Producing an Oromo braille bible, Part 2

Setbacks everywhere!

First I need the text of the scriptures in Oromo. Surely a quick Google search will pull it up. Nope. I searched for hours and couldn’t find a clean copy anywhere and the fragments i did find were for an old (and apparently inferior) copy from the early 90s. There is an Android app that contains the text, so I downloaded the package for it and tried to crack it open. But the text was stored in encrypted SQLite files. Dead end. After much searching, I finally found a PDF-only version of the New Testament on the Bible Gateway site. Somehow, it had totally slipped through the cracks of my earlier searches. Or maybe I was so bent on finding a plain text copy, I had ignored it. The PDF copy is still a long way from what I really need though.

The same day that I discovered that copy, the updated version from 2006, I finally heard back from some folks at the International Bible Society. I had tried emailing and calling a bunch of different people there, but hadn’t made much headway. I ended up filling out a long permission request form with them and they think it likely that I’ll eventually be able to get the source files from them along with explicit permission to reprint the material in braille. That’s cool, but could still take months.

In other news, I’m having numerous hardware problems. Braille embossers are rather expensive (about $4000) and despite the fact that we use a lot of braille in our house, we haven’t ever shelled out the bucks for one. Someone gave us an old small one for free a while back, but I had only had limited success ever getting it to print anything without choking. I had chalked up my failure to not have the right software to talk to the thing. The most widely used software is made by Duxbury and costs another $600. This is an experimental project I’m trying to do on the cheap! That’s not going to fly. I don’t want to use the small brailler anyway since it only takes 8.5″ x 11″ paper.
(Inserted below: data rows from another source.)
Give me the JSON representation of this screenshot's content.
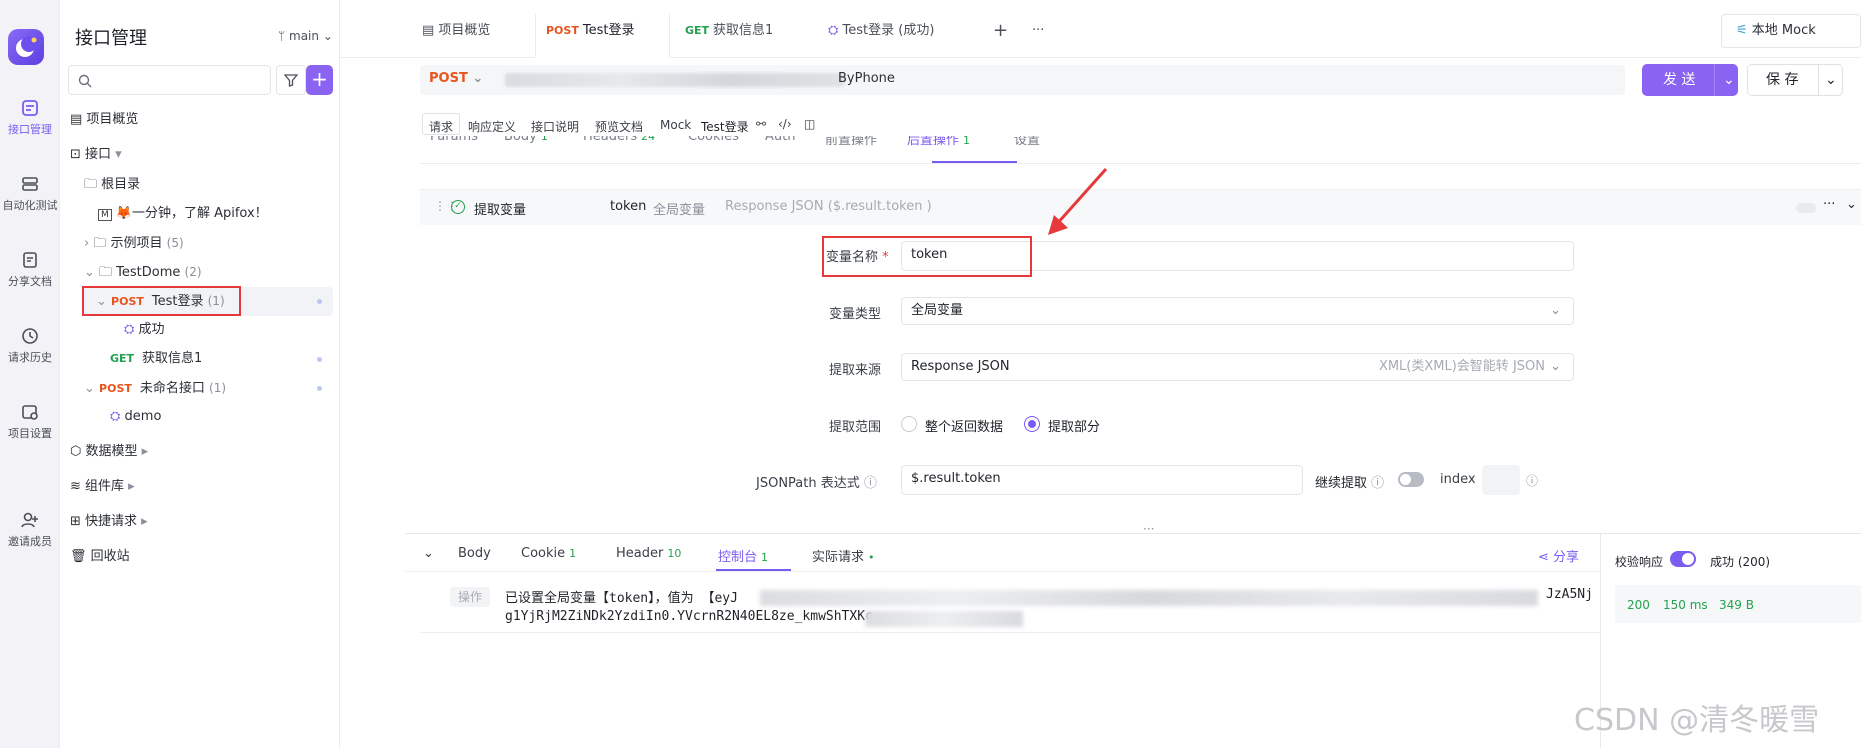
{
  "rail": {
    "items": [
      {
        "label": "接口管理"
      },
      {
        "label": "自动化测试"
      },
      {
        "label": "分享文档"
      },
      {
        "label": "请求历史"
      },
      {
        "label": "项目设置"
      },
      {
        "label": "邀请成员"
      }
    ]
  },
  "tree": {
    "title": "接口管理",
    "branch": "main",
    "overview": "项目概览",
    "interfaces": "接口",
    "root": "根目录",
    "intro": "一分钟，了解 Apifox！",
    "examples": "示例项目",
    "examples_count": "(5)",
    "folder": "TestDome",
    "folder_count": "(2)",
    "post_method": "POST",
    "get_method": "GET",
    "login": "Test登录",
    "login_count": "(1)",
    "success": "成功",
    "getinfo": "获取信息1",
    "unnamed": "未命名接口",
    "unnamed_count": "(1)",
    "demo": "demo",
    "models": "数据模型",
    "components": "组件库",
    "quick": "快捷请求",
    "trash": "回收站"
  },
  "tabs": {
    "overview": "项目概览",
    "t1_method": "POST",
    "t1_label": "Test登录",
    "t2_method": "GET",
    "t2_label": "获取信息1",
    "t3_label": "Test登录 (成功)",
    "add": "+",
    "more": "···",
    "env": "本地 Mock"
  },
  "request": {
    "method": "POST",
    "url_tail": "ByPhone",
    "send": "发 送",
    "save": "保 存"
  },
  "subtabs": [
    "请求",
    "响应定义",
    "接口说明",
    "预览文档",
    "Mock",
    "Test登录"
  ],
  "params_tabs": [
    {
      "label": "Params"
    },
    {
      "label": "Body",
      "badge": "1"
    },
    {
      "label": "Headers",
      "badge": "24"
    },
    {
      "label": "Cookies"
    },
    {
      "label": "Auth"
    },
    {
      "label": "前置操作"
    },
    {
      "label": "后置操作",
      "badge": "1"
    },
    {
      "label": "设置"
    }
  ],
  "extract": {
    "title": "提取变量",
    "var_name": "token",
    "scope": "全局变量",
    "summary": "Response JSON ($.result.token )"
  },
  "form": {
    "name_label": "变量名称",
    "required": "*",
    "name_value": "token",
    "type_label": "变量类型",
    "type_value": "全局变量",
    "source_label": "提取来源",
    "source_value": "Response JSON",
    "source_hint": "XML(类XML)会智能转 JSON",
    "range_label": "提取范围",
    "range_opt1": "整个返回数据",
    "range_opt2": "提取部分",
    "jsonpath_label": "JSONPath 表达式",
    "jsonpath_value": "$.result.token",
    "continue_label": "继续提取",
    "index_label": "index"
  },
  "bottom": {
    "tabs": [
      {
        "label": "Body"
      },
      {
        "label": "Cookie",
        "badge": "1"
      },
      {
        "label": "Header",
        "badge": "10"
      },
      {
        "label": "控制台",
        "badge": "1"
      },
      {
        "label": "实际请求",
        "badge": "•"
      }
    ],
    "share": "分享",
    "op_tag": "操作",
    "log_line1": "已设置全局变量【token】，值为 【eyJ",
    "log_line1_end": "JzA5Nj",
    "log_line2": "g1YjRjM2ZiNDk2YzdiIn0.YVcrnR2N40EL8ze_kmwShTXKc"
  },
  "response_side": {
    "validate": "校验响应",
    "result": "成功 (200)",
    "status": "200",
    "time": "150 ms",
    "size": "349 B"
  },
  "watermark": "CSDN @清冬暖雪",
  "colors": {
    "accent": "#7a5cf0",
    "post": "#e8541e",
    "get": "#23a14f",
    "annotation": "#e5393b"
  }
}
It would take a lot fewer pages to use the more common larger format, especially if I could print double-sided, slightly offset dots like the pros do.

Behold, a much nicer and newer braille embosser appears on eBay for only $250! It’s big and mean and even has a legit USB interface (instead of a 36-pin parallel port). We jump on it. It arrives from Texas a few weeks later, weighing all of 50 pounds.

…and, it doesn’t work. Oh it tries to work. The electronic interface works and it powers up, but the page advance motor is apparently hosed and when placed in diagnostic mode, it appears only half the dot-punching solenoids are functioning. To top it off, it plays the Chopin funeral dirge melody on power-on, indicating that it’s self-test has failed for (who knows) what reason. So it makes a lot of noise, but in the end just punches the same few dots over and over. I reach for my tools, but it’s been carefully constructed to NOT be user-serviceable. I check with the manufacturer. Sounds like $500 minimum just to have someone take a look at it. I complain to the seller on eBay and he miraculously opts to take it back at no charge. Amazing! So in the end I’m not out any money, but I’m back to where I started – still not having a good way to print.

About this same time, I receive word that my friend Tafesse is returning to Ethiopia to live in Sebeta and work with the ministry there. He’s leaving in early March and will likely be there for 6 months. Of, if only I could send a first draft with him! It looks grim though at this point.